The mid-1970s Ballantine editions of Known Space books had inside cover art by Bonnie Dalzell depicting the aliens (as well as front cover art by Rick Sternbach!) [http://www.isfdb.org/cgi-bin/ea.cgi?23177].
Bonnie Dalzell's Puppeteer was inside the front cover of Ringworld, and her Puppeteer skeleton was inside the back cover.
Bonnie Dalzell's Kzin was inside the front cover of Tales of Known Space, and her Kzinti skeleton was inside the back cover. Note: That's not a particularly good scan of the Kzinti image, and the attribution is incorrect; it was not originally in Barlowe's, it was here on the inside cover. Barlowe's Guide to Extraterrestrials wasn't even published until 1979.
Bonnie Dalzell’s version is the one I more immediately recognize.
Yeah, and if anything is going to be definitive, I'd pick that one for the fact that it came with the book, not that there needs to be a "definitive" version.
I don't consider Barlowe's depiction of an Old One or Elder Thing from At the Mountains of Madness and other Cthulhu Mythos stories to definitive. The torso is too slender for the measurements given, and it has only two wings instead of the five that I think it should have.
See this thread:
Well, I never read those, so I can't say. Anyway, I think the idea in Lovecraft was that they were too incomprehensible to be imagined anyway.
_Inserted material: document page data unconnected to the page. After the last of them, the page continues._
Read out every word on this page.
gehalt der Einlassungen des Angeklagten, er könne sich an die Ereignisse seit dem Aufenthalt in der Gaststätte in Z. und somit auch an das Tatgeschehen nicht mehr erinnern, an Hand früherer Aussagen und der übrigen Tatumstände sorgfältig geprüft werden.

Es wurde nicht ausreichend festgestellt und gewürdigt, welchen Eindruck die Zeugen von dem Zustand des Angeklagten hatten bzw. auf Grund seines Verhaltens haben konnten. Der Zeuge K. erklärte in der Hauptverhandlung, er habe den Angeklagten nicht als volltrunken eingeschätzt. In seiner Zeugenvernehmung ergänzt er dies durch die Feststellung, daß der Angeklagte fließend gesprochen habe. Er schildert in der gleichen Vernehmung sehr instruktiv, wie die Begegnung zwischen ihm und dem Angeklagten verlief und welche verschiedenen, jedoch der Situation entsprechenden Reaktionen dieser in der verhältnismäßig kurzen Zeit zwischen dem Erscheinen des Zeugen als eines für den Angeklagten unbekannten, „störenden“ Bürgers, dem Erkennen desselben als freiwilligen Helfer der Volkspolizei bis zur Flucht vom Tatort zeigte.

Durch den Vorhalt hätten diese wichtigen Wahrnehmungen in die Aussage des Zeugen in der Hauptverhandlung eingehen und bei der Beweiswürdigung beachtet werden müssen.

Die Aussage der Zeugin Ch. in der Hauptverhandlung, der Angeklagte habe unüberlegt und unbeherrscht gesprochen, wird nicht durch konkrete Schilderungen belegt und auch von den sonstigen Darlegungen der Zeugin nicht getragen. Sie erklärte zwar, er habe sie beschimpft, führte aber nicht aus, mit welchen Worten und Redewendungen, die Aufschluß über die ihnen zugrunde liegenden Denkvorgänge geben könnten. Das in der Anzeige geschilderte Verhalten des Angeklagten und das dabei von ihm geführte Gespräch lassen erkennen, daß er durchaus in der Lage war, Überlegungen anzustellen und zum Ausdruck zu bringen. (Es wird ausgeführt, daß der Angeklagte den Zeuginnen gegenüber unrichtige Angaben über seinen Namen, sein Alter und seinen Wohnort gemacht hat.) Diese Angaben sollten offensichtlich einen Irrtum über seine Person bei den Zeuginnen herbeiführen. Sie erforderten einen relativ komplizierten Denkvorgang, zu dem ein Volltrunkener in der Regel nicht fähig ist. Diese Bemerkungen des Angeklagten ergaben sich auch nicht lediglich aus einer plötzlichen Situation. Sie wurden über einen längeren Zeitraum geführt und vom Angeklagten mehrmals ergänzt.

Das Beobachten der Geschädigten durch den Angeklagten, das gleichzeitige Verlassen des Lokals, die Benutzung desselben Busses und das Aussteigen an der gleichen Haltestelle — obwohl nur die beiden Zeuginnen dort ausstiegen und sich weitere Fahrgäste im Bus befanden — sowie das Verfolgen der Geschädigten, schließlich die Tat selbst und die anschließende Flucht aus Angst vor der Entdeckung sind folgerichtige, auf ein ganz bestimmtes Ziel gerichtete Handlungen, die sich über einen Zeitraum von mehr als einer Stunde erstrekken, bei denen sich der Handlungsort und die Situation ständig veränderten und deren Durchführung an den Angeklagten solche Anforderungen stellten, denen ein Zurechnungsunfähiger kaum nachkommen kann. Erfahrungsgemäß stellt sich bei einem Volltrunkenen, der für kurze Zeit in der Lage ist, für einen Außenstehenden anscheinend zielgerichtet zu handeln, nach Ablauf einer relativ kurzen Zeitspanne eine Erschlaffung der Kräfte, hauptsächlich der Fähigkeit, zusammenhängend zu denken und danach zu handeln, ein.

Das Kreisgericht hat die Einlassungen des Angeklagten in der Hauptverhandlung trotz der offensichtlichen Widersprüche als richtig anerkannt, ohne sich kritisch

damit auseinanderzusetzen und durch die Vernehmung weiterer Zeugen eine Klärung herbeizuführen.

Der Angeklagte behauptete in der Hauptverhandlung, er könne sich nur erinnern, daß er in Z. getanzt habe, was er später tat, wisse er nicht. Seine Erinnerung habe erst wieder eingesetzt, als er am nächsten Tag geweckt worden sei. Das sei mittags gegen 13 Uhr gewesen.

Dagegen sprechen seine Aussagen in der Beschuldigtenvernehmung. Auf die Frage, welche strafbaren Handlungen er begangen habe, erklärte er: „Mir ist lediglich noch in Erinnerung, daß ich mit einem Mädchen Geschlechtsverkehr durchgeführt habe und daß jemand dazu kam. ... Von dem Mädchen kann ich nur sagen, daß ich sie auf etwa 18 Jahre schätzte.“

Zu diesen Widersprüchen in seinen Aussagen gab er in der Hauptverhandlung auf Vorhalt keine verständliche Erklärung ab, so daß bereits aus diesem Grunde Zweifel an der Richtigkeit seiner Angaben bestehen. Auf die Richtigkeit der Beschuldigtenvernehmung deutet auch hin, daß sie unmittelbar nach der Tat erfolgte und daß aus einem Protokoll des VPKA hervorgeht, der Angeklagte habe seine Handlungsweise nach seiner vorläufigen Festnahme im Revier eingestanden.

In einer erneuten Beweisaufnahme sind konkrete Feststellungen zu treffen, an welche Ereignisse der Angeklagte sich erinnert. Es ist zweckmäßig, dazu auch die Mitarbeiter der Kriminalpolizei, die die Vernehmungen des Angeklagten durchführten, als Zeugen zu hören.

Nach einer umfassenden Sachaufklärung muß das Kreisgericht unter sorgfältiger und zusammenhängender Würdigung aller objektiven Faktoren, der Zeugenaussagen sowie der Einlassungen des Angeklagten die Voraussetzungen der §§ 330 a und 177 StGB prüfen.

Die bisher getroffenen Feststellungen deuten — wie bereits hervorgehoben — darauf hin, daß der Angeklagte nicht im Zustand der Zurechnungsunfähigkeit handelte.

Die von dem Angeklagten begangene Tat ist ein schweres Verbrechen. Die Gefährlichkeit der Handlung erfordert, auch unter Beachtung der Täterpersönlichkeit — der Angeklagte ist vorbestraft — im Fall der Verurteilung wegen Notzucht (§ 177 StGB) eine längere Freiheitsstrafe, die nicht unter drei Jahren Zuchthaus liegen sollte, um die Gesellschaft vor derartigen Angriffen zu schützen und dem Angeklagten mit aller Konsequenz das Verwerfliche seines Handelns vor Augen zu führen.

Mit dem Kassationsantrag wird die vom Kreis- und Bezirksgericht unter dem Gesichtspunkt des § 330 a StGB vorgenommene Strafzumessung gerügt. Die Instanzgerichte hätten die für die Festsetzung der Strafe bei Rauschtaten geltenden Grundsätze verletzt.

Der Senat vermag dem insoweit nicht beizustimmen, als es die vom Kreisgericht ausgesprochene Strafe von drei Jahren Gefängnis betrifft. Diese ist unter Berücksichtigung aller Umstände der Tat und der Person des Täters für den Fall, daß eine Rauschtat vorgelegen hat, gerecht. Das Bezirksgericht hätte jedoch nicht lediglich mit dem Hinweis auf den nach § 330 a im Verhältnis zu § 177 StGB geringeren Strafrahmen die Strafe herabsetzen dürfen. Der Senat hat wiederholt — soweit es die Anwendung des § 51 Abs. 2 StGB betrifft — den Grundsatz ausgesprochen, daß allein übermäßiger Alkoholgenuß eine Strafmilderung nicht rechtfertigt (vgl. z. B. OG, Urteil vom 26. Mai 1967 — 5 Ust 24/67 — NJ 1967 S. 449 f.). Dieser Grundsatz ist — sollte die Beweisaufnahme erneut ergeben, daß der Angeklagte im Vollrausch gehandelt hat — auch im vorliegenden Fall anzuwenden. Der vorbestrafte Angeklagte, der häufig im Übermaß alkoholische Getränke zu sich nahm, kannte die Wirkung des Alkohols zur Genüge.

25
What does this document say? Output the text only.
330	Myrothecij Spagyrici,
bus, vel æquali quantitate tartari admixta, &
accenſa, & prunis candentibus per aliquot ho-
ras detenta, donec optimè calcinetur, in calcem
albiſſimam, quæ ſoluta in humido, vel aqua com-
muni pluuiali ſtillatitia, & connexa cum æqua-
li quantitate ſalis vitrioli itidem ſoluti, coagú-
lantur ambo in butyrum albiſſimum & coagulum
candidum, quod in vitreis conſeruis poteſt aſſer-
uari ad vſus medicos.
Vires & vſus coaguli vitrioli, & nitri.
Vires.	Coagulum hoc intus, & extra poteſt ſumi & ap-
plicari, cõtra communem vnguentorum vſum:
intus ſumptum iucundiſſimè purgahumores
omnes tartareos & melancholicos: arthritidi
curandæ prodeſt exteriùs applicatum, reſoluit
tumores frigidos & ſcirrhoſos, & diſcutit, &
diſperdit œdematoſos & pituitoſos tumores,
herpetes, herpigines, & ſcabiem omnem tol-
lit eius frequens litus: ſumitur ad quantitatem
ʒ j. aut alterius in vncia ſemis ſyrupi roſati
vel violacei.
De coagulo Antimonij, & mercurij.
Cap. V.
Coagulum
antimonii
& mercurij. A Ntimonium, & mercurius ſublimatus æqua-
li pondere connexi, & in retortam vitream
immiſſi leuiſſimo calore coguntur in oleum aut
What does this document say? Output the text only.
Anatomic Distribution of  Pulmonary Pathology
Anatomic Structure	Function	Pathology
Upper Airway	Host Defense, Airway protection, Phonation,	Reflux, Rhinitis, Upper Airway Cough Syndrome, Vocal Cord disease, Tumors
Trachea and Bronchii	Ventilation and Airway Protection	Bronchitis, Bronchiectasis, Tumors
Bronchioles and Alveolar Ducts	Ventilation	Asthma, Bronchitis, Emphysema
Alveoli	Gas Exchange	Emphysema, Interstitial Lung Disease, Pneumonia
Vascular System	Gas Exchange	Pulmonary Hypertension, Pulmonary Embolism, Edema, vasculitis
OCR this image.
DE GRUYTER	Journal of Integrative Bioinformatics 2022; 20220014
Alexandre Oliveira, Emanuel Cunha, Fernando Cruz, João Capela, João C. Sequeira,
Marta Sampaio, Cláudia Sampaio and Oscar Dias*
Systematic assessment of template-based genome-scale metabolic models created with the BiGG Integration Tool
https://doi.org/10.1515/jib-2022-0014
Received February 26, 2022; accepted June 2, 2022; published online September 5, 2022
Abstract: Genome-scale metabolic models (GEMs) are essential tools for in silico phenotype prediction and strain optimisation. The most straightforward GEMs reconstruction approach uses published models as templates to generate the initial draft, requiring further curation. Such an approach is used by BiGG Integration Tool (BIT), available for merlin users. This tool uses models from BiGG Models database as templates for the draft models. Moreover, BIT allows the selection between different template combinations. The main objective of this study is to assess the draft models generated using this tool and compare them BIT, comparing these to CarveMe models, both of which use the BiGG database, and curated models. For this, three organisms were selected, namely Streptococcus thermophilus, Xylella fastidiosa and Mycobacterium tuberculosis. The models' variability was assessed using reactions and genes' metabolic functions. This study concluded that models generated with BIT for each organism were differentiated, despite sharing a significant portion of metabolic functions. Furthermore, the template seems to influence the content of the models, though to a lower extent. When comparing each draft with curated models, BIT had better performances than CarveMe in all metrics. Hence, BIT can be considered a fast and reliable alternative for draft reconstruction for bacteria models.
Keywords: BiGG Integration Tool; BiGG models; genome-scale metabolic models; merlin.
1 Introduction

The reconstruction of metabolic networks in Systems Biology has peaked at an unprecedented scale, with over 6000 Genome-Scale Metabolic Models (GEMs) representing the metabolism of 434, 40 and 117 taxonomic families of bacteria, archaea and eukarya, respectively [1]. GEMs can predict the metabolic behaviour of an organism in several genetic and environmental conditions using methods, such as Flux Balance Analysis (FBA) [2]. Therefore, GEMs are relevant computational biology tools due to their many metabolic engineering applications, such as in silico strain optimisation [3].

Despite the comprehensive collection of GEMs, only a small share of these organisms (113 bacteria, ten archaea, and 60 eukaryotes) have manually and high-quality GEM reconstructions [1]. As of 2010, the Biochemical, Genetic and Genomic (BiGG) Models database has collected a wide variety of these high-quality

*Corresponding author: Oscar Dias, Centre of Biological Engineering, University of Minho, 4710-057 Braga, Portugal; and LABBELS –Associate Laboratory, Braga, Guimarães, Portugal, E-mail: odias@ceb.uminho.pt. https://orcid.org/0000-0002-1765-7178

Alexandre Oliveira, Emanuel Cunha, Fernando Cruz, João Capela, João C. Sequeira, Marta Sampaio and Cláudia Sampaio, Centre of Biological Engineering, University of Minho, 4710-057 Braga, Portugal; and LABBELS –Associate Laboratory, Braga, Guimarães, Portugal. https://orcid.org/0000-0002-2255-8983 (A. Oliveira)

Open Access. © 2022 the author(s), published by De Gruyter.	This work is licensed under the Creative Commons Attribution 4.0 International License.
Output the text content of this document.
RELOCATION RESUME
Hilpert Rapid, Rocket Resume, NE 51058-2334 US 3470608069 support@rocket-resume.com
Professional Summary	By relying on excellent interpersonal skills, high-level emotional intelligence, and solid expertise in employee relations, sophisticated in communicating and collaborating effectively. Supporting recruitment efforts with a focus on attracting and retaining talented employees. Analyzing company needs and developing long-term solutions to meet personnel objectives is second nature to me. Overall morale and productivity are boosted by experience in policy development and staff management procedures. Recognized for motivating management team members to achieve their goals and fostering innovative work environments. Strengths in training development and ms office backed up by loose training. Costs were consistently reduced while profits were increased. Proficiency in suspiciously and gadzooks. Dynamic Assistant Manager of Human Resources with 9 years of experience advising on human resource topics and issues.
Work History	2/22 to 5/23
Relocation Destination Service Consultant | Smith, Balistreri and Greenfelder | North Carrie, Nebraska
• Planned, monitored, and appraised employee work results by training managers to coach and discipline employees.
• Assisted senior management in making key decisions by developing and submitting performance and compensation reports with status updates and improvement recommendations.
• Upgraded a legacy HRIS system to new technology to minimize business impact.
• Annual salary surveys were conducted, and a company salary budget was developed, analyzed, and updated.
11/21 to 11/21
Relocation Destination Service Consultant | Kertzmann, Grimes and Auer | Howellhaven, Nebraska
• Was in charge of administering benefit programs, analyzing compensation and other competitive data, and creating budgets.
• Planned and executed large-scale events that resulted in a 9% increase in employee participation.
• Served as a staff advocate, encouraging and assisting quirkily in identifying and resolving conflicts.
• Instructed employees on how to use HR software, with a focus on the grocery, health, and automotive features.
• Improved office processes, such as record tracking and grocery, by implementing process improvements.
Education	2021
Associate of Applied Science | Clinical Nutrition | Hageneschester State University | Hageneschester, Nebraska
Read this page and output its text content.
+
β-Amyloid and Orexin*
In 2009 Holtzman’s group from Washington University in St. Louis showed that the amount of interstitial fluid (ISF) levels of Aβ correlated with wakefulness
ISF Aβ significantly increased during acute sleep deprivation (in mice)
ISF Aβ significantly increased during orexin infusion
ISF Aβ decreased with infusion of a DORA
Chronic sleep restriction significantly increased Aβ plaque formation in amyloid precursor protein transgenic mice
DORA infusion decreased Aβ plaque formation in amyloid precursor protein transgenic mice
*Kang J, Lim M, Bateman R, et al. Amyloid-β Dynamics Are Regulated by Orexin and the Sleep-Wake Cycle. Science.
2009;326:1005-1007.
Barlowe was going for plausibility, designing aliens with anatomically credible features, which is what I admire about his work. But that probably makes him a less than ideal fit for something more fanciful like Lovecraft.
I particularly like Barlowe's version of the Overlords from Childhood's End. Most depictions take the whole "resembles the Devil" thing way too literally and make them look like something from fantasy rather than science fiction. Barlowe's version looks like something genuinely, believably alien that just coincidentally reminds human observers of our mythical devils.
It's best to just "pick and choose" what one likes in cases like this.
Example, I LOVE Dalzell's Puppeteer, but to me, Bonnie's Kzin just looks a bit "derpy", like a muppet. And, like Christopher, I prefer Barlowe's Overlord.
Oh, Christopher? Yeah, most of the time Lovecraft was purposely nebulous with his descriptions of his denizens. But his later narrative, like "At the Mountains of Madness", he opted to be a bit more concrete with his "alien" concepts, like the Elder Things or the Great Race of Yith (not to be confused with the "great race of yiff" which conjures thoughts of a competitive orgy at a furry convention).
After having binged-watched the series on Netflix, I've come to the conclusion that this series woul've been better if it was animated by the same studio in Japan that did Gatchaman/Battle Of The Planets.